Las razones de la desintegración de UCD no vamos a recordarlas ahora por conocidas, pero el descalabro electoral de ésta formación sí tuvo mucho que ver con la marcha de Suárez dejando a dos provisionales, uno en el gobierno en la figura de Calvo Sotelo y el otro en el renqueante partido con la solución de última hora que supuso la candidatura de Landelino Lavilla.

En circunstancias muy distintas Felipe González cometió el inmenso error en 1989 de abrir el melón de su sucesión. Lo hizo de forma prematura en un mitin cuya escenificación tengo íntegramente grabada en mi memoria, celebrado en la plaza de toros de Alcázar de San Juan y dejando a propios y extraños boquiabiertos al afirmar aquello de “hoy por hoy muchos insisten en que sigo siendo solución, pero creo que al mismo tiempo también soy problema”. Una frase para la historia reciente del socialismo español que precipitó movimientos entre la baronía del PSOE y que obligó al presidente del gobierno y secretario general del partido a precipitar meses después su decisión de “repetir”.

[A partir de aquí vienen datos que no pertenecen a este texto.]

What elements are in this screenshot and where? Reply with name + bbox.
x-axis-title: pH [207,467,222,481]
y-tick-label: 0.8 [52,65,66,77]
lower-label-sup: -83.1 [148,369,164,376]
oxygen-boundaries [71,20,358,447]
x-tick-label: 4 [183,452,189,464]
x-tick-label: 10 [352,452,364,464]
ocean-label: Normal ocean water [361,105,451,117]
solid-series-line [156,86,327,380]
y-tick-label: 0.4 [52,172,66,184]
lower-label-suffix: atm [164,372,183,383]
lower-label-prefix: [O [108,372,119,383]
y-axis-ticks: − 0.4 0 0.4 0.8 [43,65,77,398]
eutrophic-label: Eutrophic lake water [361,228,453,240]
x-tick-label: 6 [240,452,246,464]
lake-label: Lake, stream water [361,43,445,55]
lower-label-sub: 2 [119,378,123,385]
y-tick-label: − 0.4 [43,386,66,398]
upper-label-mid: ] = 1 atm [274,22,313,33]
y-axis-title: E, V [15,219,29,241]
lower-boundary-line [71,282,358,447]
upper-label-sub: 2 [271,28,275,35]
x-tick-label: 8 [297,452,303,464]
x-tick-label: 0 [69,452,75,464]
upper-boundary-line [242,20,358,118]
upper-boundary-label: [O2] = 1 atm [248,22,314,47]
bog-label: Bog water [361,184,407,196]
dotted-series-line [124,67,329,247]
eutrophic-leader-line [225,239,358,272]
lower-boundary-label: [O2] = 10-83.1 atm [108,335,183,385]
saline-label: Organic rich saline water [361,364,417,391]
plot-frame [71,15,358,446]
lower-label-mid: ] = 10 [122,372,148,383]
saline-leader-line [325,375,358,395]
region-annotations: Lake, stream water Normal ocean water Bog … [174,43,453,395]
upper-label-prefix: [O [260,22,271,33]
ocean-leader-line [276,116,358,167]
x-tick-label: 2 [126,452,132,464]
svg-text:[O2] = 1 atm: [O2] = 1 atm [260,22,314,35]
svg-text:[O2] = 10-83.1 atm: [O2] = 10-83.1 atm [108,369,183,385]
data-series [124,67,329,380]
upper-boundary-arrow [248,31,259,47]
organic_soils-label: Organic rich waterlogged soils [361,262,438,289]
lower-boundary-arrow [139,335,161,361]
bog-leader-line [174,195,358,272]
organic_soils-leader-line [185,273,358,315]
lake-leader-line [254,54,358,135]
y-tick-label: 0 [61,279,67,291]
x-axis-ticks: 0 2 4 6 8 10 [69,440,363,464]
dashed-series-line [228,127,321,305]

José María Aznar manejó otro “formato” llegando a la Moncloa con la promesa cumplida de no permanecer más de ocho años, una promesa tan positivamente valorada por sus componentes éticos como nociva a la hora de acarrear en los dos últimos años de mandato una verdadera y auténtica guerra sucesoria entre los bastidores del PP que acabó con la designación “a dedo” de Mariano Rajoy y con consecuencias por todos conocidas.

Nuevo contexto

Pero lo de la situación actual añade un contexto distinto en las circunstancias con respecto a los casos anteriores pero probablemente igual de letal para los intereses del partido socialista. “ZP” desbordado por su pésima gestión de la crisis y por las peores encuestas para un gobierno desde la época de la UCD no solo ha remodelado gobierno a la imagen y semejanza del “cuaderno azul” o “rojo” de otro, sino que ha dejado el peso y protagonismo del liderazgo del ejecutivo y del partido en manos de ese “otro” Alfredo Pérez Rubalcaba y no contento con desconcertar a clase periodística, opinión pública –incluida la militancia del PSOE- y clase política, especialmente los dirigentes del propio gobierno y la formación que le apoya, parece jugar al peligrosísimo baile de la yenka, un paso adelante un paso hacia atrás o al juego del escondite, apareciendo y desapareciendo tras una cortina para decirnos en la reciente copa navideña de Moncloa que “solo Sonsoles y otra persona del partido” conocen su decisión sobre si va a repetir o no como candidato a la presidencia del gobierno encabezando las listas del PSOE.

Llegados a este punto se hace harto difícil esperar a los resultados de los comicios municipales en el mes de Mayo para saber si “ZP” va a ser el candidato, si va a ser Rubalcaba o algún otro u otra, muy difícil sobre todo porque los barones autonómicos y alcaldes de ciudades relevantes gobernadas por el PSOE –los que se juegan en el envite inmediato su permanencia o no en el poder- saben que no es lo mismo comparecer ante el electorado en una precampaña y campaña que se prevén durísimas con un líder definido, que con el melón sucesorio abierto de par en par a la vista de los cuervos.

Y es que interpelaciones públicas como la que hace semanas hacía José María Barreda pidiendo al presidente que defina cuanto antes sus planes de futuro, se van a repetir seguro a la vuelta de las fiestas navideñas. Al tiempo.